The following is 3 seconds of the output file where the noise exists (the areas with a rectangle are the noises):
How can I remove these noises from my output file? I can see that these parts have a different amplitude than the other parts of the songs I want. is there a way to filter the signal based on these amplitudes and only allow a specific amplitude range to exist in my signal?
thanks
UPDATE: Please look at the accepted answer and my code for the denoising algorithm that is working as expected!
'How can I remove these noises from my output file?
You could 'window' it out (multiply those parts of the signal with a step function at e.g. 0.001 for the noise, and at 1 for the signal). This would silence the noisy regions, and keep your regions of interest. It is however not generalisable - and will work only for a pre-specified audio segment, since the window will be fixed.
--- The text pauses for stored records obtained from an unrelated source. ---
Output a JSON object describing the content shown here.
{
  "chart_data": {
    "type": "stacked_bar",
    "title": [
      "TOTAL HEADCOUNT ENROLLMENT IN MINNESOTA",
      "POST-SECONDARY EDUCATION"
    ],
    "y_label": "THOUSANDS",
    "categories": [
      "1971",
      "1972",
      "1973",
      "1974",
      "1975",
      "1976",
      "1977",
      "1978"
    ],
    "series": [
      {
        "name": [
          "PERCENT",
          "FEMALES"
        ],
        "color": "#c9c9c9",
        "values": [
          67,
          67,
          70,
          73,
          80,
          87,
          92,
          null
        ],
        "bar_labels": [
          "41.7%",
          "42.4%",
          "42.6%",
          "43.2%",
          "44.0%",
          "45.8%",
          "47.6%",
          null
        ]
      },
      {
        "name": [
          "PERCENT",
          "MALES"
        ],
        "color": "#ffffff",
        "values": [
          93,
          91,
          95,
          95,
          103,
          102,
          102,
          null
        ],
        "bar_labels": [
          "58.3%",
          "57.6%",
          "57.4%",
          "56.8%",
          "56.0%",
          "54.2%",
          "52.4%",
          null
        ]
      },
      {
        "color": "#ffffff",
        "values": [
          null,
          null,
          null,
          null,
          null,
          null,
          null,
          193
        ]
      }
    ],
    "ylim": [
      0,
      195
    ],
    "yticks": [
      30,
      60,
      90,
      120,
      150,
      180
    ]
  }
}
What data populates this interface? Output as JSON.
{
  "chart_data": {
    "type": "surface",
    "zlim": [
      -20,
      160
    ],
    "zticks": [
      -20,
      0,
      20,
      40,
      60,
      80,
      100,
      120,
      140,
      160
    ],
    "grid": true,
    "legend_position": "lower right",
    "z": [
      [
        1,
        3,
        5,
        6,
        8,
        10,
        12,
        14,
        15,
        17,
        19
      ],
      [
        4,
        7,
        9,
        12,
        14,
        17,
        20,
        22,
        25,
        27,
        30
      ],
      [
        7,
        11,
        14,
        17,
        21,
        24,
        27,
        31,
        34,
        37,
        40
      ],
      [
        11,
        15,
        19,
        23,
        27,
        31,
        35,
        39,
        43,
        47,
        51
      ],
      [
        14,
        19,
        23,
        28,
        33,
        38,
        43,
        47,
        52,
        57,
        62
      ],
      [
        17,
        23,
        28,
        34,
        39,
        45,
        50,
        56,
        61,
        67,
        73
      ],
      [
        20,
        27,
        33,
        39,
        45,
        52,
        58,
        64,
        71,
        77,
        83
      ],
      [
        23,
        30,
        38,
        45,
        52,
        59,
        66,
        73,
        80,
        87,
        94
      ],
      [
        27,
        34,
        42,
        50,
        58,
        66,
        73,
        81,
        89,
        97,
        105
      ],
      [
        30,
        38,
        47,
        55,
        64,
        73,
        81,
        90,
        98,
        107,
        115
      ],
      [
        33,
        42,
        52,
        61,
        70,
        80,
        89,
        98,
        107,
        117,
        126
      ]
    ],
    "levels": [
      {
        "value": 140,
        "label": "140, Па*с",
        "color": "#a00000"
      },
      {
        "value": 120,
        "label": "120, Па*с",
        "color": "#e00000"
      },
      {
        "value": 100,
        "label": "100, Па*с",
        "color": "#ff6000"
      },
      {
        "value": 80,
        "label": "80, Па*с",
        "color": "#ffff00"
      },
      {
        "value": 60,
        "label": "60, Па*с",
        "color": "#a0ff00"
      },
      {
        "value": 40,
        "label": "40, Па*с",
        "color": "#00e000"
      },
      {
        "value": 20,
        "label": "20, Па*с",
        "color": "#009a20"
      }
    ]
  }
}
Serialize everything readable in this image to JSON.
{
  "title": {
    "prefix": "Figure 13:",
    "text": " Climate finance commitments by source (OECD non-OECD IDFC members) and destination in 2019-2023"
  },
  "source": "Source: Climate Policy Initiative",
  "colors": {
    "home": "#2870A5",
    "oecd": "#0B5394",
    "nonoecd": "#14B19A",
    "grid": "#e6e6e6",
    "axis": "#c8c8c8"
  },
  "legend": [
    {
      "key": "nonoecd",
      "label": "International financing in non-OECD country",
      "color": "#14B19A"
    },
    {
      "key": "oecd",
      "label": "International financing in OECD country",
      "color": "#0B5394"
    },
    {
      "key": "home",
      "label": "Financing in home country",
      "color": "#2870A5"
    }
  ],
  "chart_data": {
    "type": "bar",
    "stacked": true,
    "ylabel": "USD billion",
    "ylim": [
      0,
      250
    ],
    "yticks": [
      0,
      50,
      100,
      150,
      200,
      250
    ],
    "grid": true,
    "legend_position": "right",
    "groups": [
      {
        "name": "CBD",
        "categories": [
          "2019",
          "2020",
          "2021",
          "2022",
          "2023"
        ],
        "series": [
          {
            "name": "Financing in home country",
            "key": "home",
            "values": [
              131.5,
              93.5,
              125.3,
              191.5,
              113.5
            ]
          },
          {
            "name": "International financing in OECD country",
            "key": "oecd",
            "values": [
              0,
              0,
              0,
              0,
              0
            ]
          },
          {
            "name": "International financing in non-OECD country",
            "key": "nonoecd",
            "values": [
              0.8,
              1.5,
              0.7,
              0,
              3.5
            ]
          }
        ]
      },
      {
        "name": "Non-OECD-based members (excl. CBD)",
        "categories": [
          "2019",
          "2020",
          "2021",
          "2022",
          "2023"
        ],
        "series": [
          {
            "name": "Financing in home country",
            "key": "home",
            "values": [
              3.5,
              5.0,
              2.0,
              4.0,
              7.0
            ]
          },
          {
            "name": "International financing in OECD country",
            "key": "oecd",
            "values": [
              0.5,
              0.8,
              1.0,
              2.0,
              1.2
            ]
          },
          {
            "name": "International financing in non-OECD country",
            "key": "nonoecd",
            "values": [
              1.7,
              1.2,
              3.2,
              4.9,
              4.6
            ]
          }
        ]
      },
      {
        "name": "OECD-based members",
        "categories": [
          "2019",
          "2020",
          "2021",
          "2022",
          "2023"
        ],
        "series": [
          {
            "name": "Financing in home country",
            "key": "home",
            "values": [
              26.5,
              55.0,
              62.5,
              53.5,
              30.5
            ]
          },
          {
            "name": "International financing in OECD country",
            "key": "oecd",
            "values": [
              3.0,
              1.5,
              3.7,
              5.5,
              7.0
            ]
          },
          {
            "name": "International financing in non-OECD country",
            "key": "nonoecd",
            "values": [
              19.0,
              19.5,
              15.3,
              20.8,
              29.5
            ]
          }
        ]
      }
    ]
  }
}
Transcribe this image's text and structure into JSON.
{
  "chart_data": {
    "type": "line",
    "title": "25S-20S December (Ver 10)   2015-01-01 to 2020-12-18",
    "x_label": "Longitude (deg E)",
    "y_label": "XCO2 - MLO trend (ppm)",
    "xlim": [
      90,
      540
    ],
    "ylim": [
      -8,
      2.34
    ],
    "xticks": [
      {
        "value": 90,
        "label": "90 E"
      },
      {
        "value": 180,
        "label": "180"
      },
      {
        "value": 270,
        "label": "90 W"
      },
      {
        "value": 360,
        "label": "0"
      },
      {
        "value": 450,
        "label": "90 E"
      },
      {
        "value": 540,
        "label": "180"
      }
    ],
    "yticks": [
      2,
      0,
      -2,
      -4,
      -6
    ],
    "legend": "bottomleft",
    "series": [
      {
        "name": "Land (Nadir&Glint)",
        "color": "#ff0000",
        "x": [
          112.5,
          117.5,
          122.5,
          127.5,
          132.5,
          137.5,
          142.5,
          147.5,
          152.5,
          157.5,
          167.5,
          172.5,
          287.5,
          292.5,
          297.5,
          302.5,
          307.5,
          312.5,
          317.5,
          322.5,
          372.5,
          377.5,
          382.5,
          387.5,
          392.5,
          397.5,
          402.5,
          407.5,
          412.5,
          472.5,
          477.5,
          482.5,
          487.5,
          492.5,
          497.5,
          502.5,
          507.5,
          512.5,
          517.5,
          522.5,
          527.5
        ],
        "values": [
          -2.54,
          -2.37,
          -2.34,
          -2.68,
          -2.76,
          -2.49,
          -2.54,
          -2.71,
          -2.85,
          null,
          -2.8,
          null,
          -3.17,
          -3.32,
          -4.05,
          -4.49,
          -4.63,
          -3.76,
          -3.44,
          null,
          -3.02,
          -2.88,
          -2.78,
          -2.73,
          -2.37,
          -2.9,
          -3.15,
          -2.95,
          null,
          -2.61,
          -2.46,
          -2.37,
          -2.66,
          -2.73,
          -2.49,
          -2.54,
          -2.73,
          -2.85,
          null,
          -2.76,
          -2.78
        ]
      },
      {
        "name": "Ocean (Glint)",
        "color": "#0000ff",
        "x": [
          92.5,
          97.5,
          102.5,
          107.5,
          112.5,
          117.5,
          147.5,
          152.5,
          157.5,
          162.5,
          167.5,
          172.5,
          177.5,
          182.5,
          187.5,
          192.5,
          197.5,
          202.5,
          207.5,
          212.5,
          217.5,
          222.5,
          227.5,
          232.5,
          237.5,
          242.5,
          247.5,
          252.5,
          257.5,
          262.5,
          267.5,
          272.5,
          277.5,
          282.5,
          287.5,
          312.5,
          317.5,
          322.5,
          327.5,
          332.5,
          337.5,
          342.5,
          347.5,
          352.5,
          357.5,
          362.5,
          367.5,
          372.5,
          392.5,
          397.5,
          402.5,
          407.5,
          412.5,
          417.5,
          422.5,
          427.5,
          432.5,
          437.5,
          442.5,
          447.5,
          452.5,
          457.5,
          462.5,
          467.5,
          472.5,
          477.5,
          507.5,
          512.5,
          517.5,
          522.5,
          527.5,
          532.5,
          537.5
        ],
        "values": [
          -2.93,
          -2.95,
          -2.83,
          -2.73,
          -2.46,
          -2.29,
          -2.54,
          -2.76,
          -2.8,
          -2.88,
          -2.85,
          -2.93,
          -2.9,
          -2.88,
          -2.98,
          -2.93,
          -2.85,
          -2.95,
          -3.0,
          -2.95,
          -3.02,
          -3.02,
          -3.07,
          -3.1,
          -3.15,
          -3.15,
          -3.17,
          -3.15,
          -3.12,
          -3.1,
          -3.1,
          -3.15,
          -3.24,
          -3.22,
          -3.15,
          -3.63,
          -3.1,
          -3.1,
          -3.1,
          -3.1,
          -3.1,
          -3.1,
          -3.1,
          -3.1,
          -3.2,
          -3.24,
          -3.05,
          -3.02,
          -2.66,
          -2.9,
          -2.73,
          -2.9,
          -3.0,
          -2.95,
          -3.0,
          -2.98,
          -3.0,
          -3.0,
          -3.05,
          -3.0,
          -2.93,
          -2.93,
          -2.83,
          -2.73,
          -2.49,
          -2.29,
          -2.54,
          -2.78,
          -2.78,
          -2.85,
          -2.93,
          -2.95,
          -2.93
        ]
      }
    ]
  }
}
I can see that these parts have a different amplitude than the other parts of the songs I want. is there a way to filter the signal based on these amplitudes and only allow a specific amplitude range to exist in my signal
Here you could use two approaches 1) running-window to calculate energy (sum of X^{2} over N samples, where X is your audio signal) or 2) generate the Hilbert envelope for your signal, and smooth the envelope with a window of the appropriate length (perhaps 1-100's of milliseconds long). You can set a threshold based on either the energy or Hilbert envelope.